After the Bucks had extended their lead to 78-68 midway through the third quarter, the Nets outscored them 26-14 over the final 6:32 of the quarter. Irving and Durant combined for 30 of Brooklyn’s 36 points in the quarter as the Nets went up 94-92 going into the fourth quarter.

With the Bucks leading 85-78, the Nets put together an 11-3 run. Irving converted a three-point play and Durant followed with a 3-pointer. Durant hit two free throws and knocked down a pull-up 3-pointer with 54.2 seconds to go in the quarter for an 89-88 lead. With the game tied at 92, Blake Griffin’s two free throws with 2.7 seconds left in the quarter gave the Nets their two-point edge going into the fourth.

The Nets got early threes from Green, Griffin, and James in the fourth quarter to go up 103-97, but the Bucks flipped that into a 115-104 lead with 5:53 to go after an 18-1 run.

With Milwaukee leading 119-108, Irving hit a 3-pointer and Durant finished a drive, and after a Khris Middleton floater for Milwaukee, Harris hit a 3-pointer to bring the Nets within 121-116 with 1:47 remaining. With 1:02 left in the game, Irving’s two free throws made it a 122-118 game.

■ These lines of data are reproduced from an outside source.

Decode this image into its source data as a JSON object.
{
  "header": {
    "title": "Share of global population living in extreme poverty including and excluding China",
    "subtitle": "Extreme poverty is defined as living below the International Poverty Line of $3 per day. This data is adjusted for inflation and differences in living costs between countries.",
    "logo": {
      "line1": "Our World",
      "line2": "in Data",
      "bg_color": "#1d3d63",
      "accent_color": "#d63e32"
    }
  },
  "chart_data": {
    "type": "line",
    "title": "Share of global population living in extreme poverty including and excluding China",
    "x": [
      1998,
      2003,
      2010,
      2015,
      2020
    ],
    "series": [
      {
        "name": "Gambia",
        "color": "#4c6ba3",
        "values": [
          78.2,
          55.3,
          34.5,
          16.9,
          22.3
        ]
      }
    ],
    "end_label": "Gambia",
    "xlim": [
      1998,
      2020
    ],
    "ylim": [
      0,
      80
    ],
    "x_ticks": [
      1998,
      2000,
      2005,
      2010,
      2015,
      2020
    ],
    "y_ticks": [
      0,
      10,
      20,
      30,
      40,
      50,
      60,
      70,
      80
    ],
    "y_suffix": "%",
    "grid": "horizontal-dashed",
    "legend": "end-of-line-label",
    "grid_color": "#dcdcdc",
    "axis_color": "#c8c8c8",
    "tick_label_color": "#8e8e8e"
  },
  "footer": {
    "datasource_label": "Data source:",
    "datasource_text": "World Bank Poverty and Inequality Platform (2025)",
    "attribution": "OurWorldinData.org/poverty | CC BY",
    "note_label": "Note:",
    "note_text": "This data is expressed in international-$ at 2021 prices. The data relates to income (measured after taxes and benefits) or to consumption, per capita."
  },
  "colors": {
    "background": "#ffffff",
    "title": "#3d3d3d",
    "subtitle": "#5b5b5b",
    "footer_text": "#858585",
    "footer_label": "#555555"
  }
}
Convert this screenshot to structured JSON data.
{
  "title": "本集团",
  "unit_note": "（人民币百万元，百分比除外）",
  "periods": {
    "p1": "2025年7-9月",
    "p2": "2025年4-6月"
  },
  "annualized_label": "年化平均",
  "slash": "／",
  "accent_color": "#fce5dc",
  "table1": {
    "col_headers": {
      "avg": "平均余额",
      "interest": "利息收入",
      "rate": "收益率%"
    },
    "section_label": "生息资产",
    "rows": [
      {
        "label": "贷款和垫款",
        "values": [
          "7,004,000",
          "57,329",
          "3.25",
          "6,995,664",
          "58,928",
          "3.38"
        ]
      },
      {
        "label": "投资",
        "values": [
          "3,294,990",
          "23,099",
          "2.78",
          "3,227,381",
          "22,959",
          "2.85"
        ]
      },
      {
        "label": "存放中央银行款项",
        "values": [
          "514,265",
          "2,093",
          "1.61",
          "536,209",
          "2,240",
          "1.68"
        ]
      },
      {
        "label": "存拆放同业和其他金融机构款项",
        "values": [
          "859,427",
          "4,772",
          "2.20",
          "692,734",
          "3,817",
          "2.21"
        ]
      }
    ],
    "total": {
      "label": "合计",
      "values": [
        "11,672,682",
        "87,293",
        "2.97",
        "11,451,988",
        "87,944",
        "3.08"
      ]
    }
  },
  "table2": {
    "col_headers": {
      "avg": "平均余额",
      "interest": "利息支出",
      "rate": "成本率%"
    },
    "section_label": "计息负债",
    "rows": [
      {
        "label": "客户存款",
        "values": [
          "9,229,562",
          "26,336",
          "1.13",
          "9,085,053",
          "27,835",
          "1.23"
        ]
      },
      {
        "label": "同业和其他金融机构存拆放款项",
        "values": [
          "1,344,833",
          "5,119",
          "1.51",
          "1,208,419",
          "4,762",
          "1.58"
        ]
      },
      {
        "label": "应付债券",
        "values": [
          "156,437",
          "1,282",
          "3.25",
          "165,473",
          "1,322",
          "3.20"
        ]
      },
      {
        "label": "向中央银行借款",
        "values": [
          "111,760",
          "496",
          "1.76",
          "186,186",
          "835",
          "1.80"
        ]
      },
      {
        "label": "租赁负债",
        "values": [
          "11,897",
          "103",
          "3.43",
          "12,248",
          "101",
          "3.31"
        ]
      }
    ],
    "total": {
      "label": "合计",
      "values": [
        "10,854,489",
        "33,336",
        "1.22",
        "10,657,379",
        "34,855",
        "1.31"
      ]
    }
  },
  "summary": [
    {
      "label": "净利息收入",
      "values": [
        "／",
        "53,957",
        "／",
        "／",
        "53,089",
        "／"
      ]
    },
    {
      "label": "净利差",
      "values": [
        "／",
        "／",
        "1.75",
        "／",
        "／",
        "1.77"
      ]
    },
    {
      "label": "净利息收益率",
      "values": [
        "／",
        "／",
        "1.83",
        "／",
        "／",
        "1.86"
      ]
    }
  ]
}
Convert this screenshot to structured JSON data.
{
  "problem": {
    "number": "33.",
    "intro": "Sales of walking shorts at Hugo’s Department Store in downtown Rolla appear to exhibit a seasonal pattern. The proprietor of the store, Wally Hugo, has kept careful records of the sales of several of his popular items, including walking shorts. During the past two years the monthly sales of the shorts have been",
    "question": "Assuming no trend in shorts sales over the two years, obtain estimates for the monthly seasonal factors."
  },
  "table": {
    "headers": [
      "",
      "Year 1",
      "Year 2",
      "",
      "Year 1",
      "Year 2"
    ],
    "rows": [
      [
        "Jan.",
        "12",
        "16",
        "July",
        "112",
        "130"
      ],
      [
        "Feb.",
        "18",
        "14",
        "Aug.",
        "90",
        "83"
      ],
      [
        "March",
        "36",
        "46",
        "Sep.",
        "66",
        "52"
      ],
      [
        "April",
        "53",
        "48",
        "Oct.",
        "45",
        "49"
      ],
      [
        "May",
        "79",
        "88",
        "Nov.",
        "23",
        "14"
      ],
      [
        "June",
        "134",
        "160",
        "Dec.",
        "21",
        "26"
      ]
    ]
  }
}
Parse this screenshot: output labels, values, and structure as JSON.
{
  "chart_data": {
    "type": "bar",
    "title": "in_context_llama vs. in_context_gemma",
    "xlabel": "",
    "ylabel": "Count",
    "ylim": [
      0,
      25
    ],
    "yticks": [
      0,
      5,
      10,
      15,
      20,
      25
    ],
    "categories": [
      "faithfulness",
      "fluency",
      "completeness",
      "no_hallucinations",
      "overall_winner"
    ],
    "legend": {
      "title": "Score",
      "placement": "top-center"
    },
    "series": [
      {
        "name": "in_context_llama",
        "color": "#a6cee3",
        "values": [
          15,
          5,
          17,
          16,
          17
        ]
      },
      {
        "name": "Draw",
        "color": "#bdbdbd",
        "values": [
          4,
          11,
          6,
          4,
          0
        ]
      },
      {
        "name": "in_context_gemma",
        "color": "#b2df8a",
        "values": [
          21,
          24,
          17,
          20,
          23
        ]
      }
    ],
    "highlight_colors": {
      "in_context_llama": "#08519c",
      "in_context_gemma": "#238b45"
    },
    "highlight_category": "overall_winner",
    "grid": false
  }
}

“We maybe took some risks there, you know what I’m saying,” said Durant of the Milwaukee run. “Probably could have maybe made an extra pass or two but some of those risks you gotta live with especially when guys are knocking down shots. Kyrie was knocking down shots, I was making a few shots so we can watch film and see which possessions we could have been better in, but I like our aggressiveness. I like how we were trying to get into the paint and get to the free throw line but the team got hot. They’re team got hot, we didn’t rebound enough, they shot 14 more shots than us and a team like that we can’t allow that to happen.”